I caught Lindsay’s eye, and saw her looking at me with utmost seriousness. “I don’t think that’s true.”
“You don’t?”
“No,” she said.
I can’t remember her ever disagreeing so adamantly with something I’ve said, so I paid attention.
Maybe she’s right, I thought. Maybe the more I seek out activities and people that inspire and energize me, the more energy I can create for myself.
Or maybe she’s a peppy 21-year-old who doesn’t know what it feels like to get old.
I happen to agree with Amanda, that in my 40s I do not have the energy I did in my 20s.
Thinking of the times I stayed out until 2, whether to see music or because of a boy, in my younger years, it makes me tired. When I have stayed up too late for music in recent years, I felt it the next morning as I deployed coffee and other tricks to overcome my exhaustion.
But I think there’s a big upside to this energy decrease, too.

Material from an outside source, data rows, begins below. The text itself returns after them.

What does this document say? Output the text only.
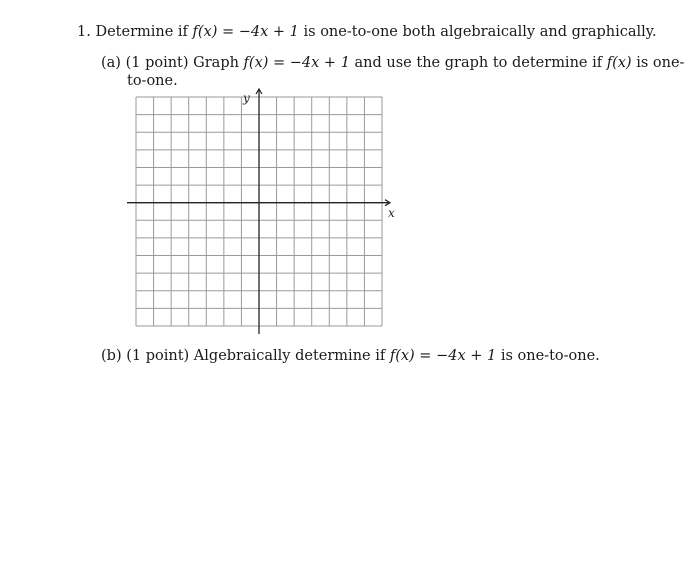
1. Determine if f(x) = −4x + 1 is one-to-one both algebraically and graphically.
(a) (1 point) Graph f(x) = −4x + 1 and use the graph to determine if f(x) is one-
to-one.
x
y
(b) (1 point) Algebraically determine if f(x) = −4x + 1 is one-to-one.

My teens and 20s were an emotional rollercoaster. Up and down I flew in each conflict with an ill-chosen boyfriend and each challenge in my still-nascent career. I would sob great shoulder-shrugging boo-hoos over loneliness, uncertainty about what I should do with my life, and any number of other real and perceived crises.
That kind of emotional volatility sounds just as exhausting to 40-something me as a social calendar of late-night bar dates.
John and I both had other relationships in our 20s that were marked with frequent hot-headed shouting matches.
I am grateful we don’t have the energy for that drama, and instead resolve conflict through (usually) cool-headed conversations.
Each phase of life has its own special advantages.
When we are young, we are optimistic and enthusiastic before the battle scars of life harden us and perhaps leave us wiser or more cynical. Our bodies and our hearts are unscarred. Each new experience is a wonder.
As we age, we don’t have as much energy as we once did, but maybe that’s not all bad. Can you imagine trying to contain a youngster’s urgent desire to skip, jump and yell as you sit through a tedious meeting? Our interests can evolve as we develop the ability to sit quietly for longer stretches. If we’re lucky, our experience brings us wisdom and insight so instead of getting through life on pure steam power, we can work smarter not harder.
Yes, I sometimes resent that my body will punish me with a pounding hangover after I’ve had what feels like a moderate night, and yes, I have complained about my slowing metabolism when I wish I could eat the way I did in college and still fit in my clothes.
That doesn’t mean I wish I could go back to my teens or 20s, though.
Amanda is younger than I am, but she’s also raising a toddler, which from what I can tell takes Herculean physical and emotional energy. So it’s also possible that we don’t completely lose our youthful energy as much as redeploy it.
I’m good with that, too. I’d rather spend my energy going to farmers market and making dinner than winding myself up with needless emotional hullabaloo.